On June 20th, 2012, Carlos Aldama and Umi Vaughan came together at City Lights Bookstore to celebrate the release of Carlos Aldama’s Life in Batá: Cuba, Diaspora, and the Drum. Batá identifies both the two-headed, hourglass-shaped drum of the Yoruba people and the culture and style of drumming, singing, and dancing associated with it. This book recounts the life story of Carlos Aldama, one of the masters of the batá drum, and through that story traces the history of batá culture as it traveled from Africa to Cuba and then to the United States.
For the enslaved Yoruba, batá rhythms helped sustain the religious and cultural practices of a people that had been torn from its roots. Aldama, as guardian of Afro-Cuban music and as a Santería priest, maintains the link with this tradition forged through his mentor Jesus Pérez (Oba Ilu), who was himself the connection to the preserved oral heritage of the older generation. By sharing his stories, Aldama and his student Umi Vaughan bring to light the techniques and principles of batá in all its aspects and document the tensions of maintaining a tradition between generations and worlds, old and new. The book includes rare photographs and access to downloadable audio tracks.
“A solid ethnography, grounded in a rich and dramatic biography, reveals the creative power of the Yoruba drum to communicate sounds and words that are invested with rich secular and religious meanings about people and culture, identity and history, life and after-life. Only a scholar-performer with an uncommon imaginative talent could have written this extraordinary book.”
– Toyin Falola, Distinguished Teaching Professor, The University of Texas at Austin
“Everything you need to know about batá and batá-playing is in this text, expertly taught and philosophically interpreted by Carlos Aldama and his star yamboki (apprentice), Umi Vaughan….I am proud to have read this Afro-Cuban classic.”

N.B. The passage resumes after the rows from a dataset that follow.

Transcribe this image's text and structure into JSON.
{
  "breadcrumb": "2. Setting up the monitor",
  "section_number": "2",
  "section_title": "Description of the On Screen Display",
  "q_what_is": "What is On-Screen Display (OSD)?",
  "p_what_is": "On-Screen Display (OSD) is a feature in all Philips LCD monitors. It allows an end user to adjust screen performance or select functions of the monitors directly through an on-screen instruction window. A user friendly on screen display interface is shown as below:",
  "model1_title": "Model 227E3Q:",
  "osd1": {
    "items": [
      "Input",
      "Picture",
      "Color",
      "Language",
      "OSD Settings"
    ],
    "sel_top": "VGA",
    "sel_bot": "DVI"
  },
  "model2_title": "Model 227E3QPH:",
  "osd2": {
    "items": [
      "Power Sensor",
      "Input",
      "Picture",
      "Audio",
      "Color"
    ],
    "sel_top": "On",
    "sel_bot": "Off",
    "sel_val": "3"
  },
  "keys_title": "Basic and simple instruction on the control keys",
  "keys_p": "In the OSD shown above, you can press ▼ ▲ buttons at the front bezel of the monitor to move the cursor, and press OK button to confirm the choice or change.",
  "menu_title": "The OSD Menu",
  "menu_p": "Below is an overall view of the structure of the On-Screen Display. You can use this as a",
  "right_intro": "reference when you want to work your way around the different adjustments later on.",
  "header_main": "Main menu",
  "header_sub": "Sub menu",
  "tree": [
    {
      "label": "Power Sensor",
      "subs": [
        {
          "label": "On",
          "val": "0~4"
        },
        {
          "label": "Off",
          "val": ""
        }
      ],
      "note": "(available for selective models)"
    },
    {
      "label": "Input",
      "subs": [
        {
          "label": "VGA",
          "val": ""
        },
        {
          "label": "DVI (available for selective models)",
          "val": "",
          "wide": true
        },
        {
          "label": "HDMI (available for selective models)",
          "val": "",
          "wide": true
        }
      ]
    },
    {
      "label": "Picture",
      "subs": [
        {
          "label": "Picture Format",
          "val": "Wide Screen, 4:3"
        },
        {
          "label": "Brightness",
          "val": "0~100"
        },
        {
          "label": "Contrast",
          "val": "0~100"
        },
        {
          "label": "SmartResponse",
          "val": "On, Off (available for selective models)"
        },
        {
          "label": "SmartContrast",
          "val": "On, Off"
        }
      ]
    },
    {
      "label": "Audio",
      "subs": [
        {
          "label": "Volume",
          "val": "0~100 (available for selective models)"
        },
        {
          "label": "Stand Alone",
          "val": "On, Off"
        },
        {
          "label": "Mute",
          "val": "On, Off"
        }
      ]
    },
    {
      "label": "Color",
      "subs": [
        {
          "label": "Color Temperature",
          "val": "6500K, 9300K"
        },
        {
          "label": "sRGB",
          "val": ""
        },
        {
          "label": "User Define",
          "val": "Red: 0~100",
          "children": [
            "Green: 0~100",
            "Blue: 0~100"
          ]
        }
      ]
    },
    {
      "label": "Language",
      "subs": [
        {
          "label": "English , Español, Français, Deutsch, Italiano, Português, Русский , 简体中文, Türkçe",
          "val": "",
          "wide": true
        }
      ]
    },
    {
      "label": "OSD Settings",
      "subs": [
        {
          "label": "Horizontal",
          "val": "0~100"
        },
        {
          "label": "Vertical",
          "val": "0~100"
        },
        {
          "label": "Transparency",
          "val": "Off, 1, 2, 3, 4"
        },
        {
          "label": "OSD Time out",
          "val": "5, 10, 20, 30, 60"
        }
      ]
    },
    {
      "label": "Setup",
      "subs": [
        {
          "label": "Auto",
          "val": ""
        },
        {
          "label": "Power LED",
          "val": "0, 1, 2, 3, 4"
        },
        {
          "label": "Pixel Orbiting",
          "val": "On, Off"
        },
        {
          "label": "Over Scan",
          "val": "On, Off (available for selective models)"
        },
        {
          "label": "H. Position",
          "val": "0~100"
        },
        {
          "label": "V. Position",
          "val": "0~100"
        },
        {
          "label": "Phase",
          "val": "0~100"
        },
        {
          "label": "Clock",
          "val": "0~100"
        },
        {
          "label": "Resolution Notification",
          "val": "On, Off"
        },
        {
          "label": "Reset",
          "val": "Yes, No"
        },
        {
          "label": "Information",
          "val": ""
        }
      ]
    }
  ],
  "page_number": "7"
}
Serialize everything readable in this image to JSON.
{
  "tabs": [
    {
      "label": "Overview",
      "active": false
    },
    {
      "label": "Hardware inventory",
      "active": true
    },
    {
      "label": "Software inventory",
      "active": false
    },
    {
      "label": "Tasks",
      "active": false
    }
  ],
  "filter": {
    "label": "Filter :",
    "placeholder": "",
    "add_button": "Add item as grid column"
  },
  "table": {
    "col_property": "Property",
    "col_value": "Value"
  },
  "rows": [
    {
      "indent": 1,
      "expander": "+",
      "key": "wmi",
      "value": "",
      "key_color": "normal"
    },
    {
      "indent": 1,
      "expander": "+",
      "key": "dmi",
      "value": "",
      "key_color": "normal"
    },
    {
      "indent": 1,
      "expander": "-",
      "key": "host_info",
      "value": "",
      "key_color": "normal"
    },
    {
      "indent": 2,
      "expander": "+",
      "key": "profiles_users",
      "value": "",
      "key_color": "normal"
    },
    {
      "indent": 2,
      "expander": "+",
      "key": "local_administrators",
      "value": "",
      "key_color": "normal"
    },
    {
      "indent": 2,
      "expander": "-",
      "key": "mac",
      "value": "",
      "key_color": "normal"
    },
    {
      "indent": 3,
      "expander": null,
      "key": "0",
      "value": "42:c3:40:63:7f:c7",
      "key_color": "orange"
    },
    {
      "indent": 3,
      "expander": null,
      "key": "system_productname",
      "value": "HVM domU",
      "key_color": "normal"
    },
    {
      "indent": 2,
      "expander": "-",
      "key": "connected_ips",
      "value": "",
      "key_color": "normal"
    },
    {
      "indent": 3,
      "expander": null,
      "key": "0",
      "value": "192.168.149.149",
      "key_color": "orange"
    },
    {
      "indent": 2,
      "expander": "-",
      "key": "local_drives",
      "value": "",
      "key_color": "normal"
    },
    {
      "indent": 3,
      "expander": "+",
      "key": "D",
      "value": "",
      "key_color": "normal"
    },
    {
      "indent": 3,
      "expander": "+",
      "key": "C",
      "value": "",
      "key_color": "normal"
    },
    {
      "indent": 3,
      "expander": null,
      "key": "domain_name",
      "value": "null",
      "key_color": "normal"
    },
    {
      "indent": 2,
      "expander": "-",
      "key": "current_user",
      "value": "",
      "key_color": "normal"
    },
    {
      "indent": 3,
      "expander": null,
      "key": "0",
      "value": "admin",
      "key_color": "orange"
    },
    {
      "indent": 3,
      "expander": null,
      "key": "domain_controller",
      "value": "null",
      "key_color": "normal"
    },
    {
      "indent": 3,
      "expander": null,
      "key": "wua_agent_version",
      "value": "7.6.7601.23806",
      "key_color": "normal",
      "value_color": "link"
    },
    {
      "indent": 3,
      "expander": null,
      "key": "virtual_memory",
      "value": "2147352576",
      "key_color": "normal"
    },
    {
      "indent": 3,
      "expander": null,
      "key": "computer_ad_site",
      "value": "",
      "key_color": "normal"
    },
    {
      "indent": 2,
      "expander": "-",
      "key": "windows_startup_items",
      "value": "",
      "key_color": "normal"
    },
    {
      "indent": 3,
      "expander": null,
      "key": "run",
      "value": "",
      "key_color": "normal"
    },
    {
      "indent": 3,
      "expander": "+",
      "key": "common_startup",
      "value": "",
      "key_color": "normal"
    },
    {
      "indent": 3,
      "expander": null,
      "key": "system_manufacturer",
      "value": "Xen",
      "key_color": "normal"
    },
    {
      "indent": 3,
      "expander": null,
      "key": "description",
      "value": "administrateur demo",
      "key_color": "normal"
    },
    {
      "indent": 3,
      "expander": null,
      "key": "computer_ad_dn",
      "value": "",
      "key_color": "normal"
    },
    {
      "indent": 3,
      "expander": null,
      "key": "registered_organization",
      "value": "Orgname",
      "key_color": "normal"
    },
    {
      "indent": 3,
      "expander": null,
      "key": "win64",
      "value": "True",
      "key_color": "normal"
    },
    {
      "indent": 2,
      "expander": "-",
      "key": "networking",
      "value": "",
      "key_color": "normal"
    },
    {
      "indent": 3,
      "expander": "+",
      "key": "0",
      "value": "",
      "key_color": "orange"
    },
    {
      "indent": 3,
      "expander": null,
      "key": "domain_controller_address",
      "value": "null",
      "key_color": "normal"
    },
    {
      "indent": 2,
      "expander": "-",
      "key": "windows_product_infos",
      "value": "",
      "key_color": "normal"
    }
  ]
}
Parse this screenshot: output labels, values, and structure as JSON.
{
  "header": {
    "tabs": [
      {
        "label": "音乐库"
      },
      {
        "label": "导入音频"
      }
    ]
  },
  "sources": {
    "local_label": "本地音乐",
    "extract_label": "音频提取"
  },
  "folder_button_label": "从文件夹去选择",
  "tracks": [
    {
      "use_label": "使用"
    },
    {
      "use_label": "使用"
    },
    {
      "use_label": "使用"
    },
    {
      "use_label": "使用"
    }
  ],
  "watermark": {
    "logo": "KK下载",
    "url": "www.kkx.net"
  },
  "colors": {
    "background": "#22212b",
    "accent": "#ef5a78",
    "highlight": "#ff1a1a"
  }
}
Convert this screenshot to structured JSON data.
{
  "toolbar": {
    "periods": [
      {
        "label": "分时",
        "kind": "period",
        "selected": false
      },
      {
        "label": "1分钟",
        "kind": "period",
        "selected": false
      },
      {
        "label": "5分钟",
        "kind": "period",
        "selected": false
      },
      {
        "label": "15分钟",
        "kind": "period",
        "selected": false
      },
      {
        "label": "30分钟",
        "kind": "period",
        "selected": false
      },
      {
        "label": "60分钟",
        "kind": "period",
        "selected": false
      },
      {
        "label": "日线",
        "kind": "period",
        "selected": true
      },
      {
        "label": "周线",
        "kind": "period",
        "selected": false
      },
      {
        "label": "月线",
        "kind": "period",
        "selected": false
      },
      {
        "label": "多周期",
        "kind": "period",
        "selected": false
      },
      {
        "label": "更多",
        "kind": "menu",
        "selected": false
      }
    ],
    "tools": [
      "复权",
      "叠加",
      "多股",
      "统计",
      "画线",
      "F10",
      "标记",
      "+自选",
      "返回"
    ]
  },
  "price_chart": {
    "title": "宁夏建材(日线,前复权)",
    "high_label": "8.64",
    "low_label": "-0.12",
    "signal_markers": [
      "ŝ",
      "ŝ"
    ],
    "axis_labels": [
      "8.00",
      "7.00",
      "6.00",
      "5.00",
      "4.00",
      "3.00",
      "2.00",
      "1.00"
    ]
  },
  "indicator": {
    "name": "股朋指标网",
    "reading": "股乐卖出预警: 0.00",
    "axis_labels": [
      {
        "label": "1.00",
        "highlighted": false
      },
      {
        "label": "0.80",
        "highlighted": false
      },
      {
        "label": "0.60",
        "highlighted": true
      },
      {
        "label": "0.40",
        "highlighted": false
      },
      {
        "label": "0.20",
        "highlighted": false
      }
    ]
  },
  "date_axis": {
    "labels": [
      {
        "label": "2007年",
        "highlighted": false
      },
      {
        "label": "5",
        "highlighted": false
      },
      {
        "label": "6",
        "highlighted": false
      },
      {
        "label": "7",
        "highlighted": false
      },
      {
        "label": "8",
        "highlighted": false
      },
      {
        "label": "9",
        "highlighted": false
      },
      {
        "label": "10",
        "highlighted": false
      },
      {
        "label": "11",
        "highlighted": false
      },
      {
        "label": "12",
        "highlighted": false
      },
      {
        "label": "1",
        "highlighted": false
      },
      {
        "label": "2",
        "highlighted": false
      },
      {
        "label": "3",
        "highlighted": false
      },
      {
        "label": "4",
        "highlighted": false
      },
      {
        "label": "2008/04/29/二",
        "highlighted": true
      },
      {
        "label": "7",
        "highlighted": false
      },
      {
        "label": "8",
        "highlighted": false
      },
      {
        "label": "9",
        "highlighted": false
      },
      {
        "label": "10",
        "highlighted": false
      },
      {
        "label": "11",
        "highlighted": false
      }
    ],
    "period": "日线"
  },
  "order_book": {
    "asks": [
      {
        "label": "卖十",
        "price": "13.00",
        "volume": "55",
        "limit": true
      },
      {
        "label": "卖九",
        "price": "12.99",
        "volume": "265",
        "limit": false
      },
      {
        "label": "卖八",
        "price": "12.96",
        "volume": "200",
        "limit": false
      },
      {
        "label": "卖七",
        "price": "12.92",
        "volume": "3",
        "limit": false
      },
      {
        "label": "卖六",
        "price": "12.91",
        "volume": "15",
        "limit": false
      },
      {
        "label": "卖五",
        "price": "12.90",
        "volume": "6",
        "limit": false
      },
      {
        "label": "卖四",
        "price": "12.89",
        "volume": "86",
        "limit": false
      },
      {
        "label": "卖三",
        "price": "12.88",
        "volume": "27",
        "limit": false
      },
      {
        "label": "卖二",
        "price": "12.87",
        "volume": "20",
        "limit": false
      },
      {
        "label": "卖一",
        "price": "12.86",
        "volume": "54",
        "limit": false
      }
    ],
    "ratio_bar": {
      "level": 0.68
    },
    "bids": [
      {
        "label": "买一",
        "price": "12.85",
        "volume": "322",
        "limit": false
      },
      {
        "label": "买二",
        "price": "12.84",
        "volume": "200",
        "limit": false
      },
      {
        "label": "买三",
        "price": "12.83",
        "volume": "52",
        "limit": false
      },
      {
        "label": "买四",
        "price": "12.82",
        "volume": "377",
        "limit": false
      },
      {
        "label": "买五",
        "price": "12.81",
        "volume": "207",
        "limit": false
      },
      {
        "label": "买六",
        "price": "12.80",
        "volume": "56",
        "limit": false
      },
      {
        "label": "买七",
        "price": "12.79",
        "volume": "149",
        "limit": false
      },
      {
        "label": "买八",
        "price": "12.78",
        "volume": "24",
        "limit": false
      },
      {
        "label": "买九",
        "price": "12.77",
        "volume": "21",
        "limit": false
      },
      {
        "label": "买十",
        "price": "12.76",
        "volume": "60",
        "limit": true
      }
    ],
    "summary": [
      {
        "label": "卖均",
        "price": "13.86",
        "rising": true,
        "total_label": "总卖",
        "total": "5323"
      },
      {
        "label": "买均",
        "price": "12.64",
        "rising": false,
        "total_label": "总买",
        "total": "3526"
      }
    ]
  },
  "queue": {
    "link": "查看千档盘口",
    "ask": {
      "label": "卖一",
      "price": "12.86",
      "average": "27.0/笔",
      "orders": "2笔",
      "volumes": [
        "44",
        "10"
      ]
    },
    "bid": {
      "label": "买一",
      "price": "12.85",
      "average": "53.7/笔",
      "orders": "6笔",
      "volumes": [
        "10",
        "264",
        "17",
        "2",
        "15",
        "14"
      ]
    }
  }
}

– Robert Farris Thompson, author of Tango: The Art History of Love and Aesthetic of the Cool: Afro-Atlantic Art and Music
“What a beautiful duet and deep dialogue between anthropologist Umi Vaughan and his batá teacher Carlos Aldama we find in these pages. We are so fortunate their paths crossed and that we now have the gift of their interwoven story, which makes the meaning of the drum in Cuban history, religion, and culture come alive. . . . This is anthropology carried out with dedication, passion, and trust, and most of all with illuminating grace.” —Ruth Behar, Professor of Anthropology, University of Michigan, and author of An Island Called Home: Returning to Jewish Cuba
Carlos Aldama has made significant contribution to the richness and livelihood of Afro-Cuban music and spiritual traditions. Carlos Aldama is omo Añá (sworn to the drum) and a priest of Changó in the Santería religion. Born in Havana, he was a founding member of Conjunto Folklórico Nacional de Cuba, studying under its original musical director, Jesus Pérez (Oba Ilu), and later serving as musical director himself. He has worked with the National Symphony of Cuba, playwright Roberto Blanco, and Karl Marx Theatre director Alex Valdez, and has performed with Adalberto Alvarez y su Son, Lazaro Ros and Olorún, and Gonzalo Rubalcaba.
Visit his website: http://www.carlosaldama.com/
Umi Vaughan is an artist and anthropologist who explores dance, creates photographs and performances, and publishes about African Diaspora culture. He is also omo Añá and is a priest of Ochun in the Santería religion. He is Assistant Professor of Africana Studies at California State University, Monterey Bay, and author of Rebel Dance, Renegade Stance: Timba Music and Black Identity in Cuba.